L'enquête confiée à l'inspection générale des services (IGS) avait rapidement confirmé les dires de la jeune prostituée et permis d'identifier les trois principaux accusés, Romaric Leclercq, Yohann Mahe et Cyril Dussart, qui ont effectué six mois de détention provisoire. Mais elle révélait aussi les dérives de la section 5 de la compagnie CRS 7, normalement affectée à la sécurité sur les autoroutes et à la surveillance du Stade de France les soirs de manifestations. Dans les chambrées de la compagnie, on se racontait volontiers les virées nocturnes sur les boulevards des Maréchaux, totalement hors secteur de compétence de la CRS 7, et tous les avantages qu'on pouvait tirer de l'uniforme : des repas à bas prix chez les commerçants, un accueil soigné dans un club échangiste et des prostituées en libre-service. "Bonsoir chérie, est-ce que ça va ? Tu as tes papiers ?", demandaient-ils ou encore, pour convaincre les récalcitrantes, un chantage voilé : "Je fais pour toi petite surprise, tu fais pour moi petite surprise..."

Quatre autres jeunes hommes, accusés d'avoir participé à des degrés divers à ces dérives ou de ne pas les avoir dénoncées, ont à leur tour été mis en examen et renvoyés devant la cour d'assises.

"SERVIR LE PAYS"
Hier copains de virées, c'est tout juste s'ils se saluent aujourd'hui. Les trois principaux accusés ont été révoqués de la police nationale, les autres ont été suspendus en attente du jugement. Leurs parcours se ressemblent tant qu'ils se confondent. "J'étais pas dans les meilleurs, j'étais pas dans les derniers, j'étais dans la moyenne", "J'ai jamais eu de problèmes avant", répètent-ils, en réponse aux questions du président Dominique Coujard qui s'étonne de ces existences lisses, fluides.
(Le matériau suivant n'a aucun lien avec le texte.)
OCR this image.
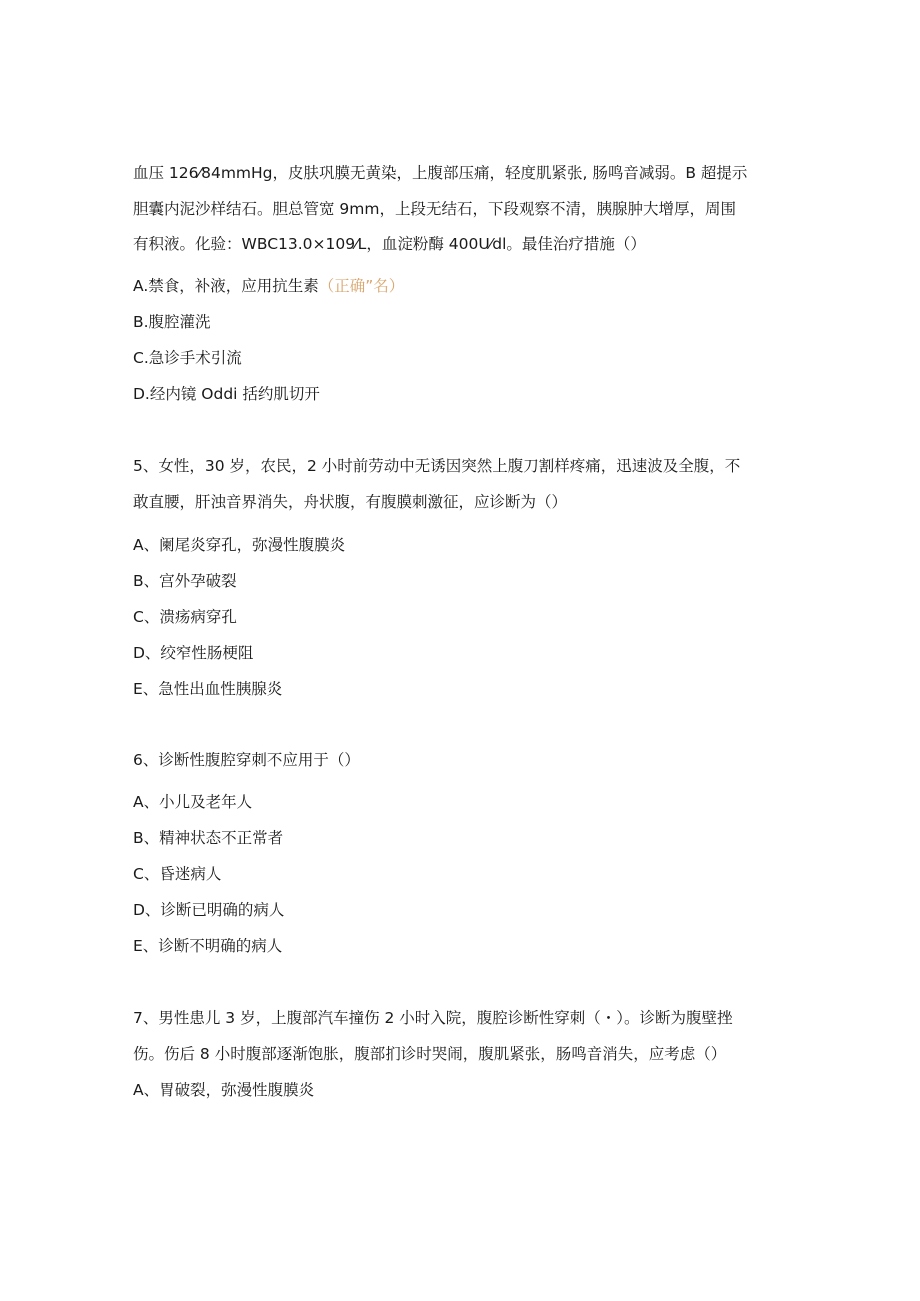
血压 126⁄84mmHg，皮肤巩膜无黄染，上腹部压痛，轻度肌紧张, 肠鸣音减弱。B 超提示
胆囊内泥沙样结石。胆总管宽 9mm，上段无结石，下段观察不清，胰腺肿大增厚，周围
有积液。化验：WBC13.0×109⁄L，血淀粉酶 400U⁄dl。最佳治疗措施（）
A.禁食，补液，应用抗生素（正确”名）
B.腹腔灌洗
C.急诊手术引流
D.经内镜 Oddi 括约肌切开
5、女性，30 岁，农民，2 小时前劳动中无诱因突然上腹刀割样疼痛，迅速波及全腹，不
敢直腰，肝浊音界消失，舟状腹，有腹膜刺激征，应诊断为（）
A、阑尾炎穿孔，弥漫性腹膜炎
B、宫外孕破裂
C、溃疡病穿孔
D、绞窄性肠梗阻
E、急性出血性胰腺炎
6、诊断性腹腔穿刺不应用于（）
A、小儿及老年人
B、精神状态不正常者
C、昏迷病人
D、诊断已明确的病人
E、诊断不明确的病人
7、男性患儿 3 岁，上腹部汽车撞伤 2 小时入院，腹腔诊断性穿刺（・）。诊断为腹壁挫
伤。伤后 8 小时腹部逐渐饱胀，腹部扪诊时哭闹，腹肌紧张，肠鸣音消失，应考虑（）
A、胃破裂，弥漫性腹膜炎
Des origines provinciales, une scolarité suivie jusqu'au baccalauréat et parfois un peu au-delà, des années de scoutisme ou de pompiers volontaires, beaucoup de sport, l'armée et le concours de gardien de la paix, une "vocation", disent-ils, pour "servir le pays, apporter quelque chose aux gens, la sécurité". L'affectation à la CRS 7 était souvent leur premier poste. Quelques mois de stage et une titularisation rapide. Dans leur dossier professionnel, les notations sont correctes. Des recrues sans histoires, pour leur hiérarchie. Elle sera citée comme témoin au procès. "Vous aviez un tuteur, un gradé qui s'occupait de vous ?", demande l'avocat général Philippe Bilger. "Non. A la CRS 7, on est très vite livré à nous-mêmes. Il n'y a pas de tutelle, ça peut vite déraper", admet Yohann Mahe. "Il y a sans doute l'effet de groupe. On avait une fascination pour la nuit, on était loin de chez nous, on buvait, on avait des passe-droits...", observe Cyril Dussart.
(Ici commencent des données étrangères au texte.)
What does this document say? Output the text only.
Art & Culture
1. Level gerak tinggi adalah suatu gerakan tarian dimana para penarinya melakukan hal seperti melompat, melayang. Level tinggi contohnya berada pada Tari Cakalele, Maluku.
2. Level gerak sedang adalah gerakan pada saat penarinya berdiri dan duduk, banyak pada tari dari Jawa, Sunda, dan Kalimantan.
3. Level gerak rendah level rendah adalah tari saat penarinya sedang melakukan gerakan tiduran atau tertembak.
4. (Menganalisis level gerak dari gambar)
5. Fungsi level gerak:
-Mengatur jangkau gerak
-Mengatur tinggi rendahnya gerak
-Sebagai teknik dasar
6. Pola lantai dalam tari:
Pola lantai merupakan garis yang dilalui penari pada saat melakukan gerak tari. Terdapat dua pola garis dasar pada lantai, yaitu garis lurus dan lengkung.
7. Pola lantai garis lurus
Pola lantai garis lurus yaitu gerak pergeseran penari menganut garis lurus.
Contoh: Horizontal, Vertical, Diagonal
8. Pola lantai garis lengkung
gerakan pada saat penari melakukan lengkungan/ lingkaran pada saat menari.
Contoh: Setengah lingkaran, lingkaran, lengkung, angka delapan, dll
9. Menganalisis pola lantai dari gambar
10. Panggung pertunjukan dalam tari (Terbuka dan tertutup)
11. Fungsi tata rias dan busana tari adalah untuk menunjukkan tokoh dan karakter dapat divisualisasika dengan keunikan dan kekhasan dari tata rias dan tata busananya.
Depuis leur remise en liberté, les trois principaux accusés ont fait un deuxième enfant à leur compagne, retrouvé un travail. Ils sont imprimeur, intérimaire, ambulancier. Les familles sont venues les soutenir, les employeurs aussi. En choeur, ils confient leur "honte" d'être là aujourd'hui et reconnaissent la gravité de ce qui leur est reproché. Il leur a fallu un peu de temps pour cela. Au juge d'instruction, l'un d'eux avait confié, à propos des relations sexuelles imposées aux prostituées : "C'était comme le fait d'avoir un sandwich à tarif réduit..."
Pascale Robert-Diard
Article paru dans l'édition du 09.09.07.

2 commentaires:

Anonyme a dit…

Il y a eu 3 accusés...Combien sont-ils à ne pas avoir été inquiétés? Les autres continuent leurs abus de pouvoir...c'est à "gerber".

cat a dit…

ça c'est quand , on est persuadé qu' il existe des humains de seconde zone, prostituées, étrangers sans papier,malades mentaux, etc..la liste est longue..l'égalité est un concept, pas toujours partagé.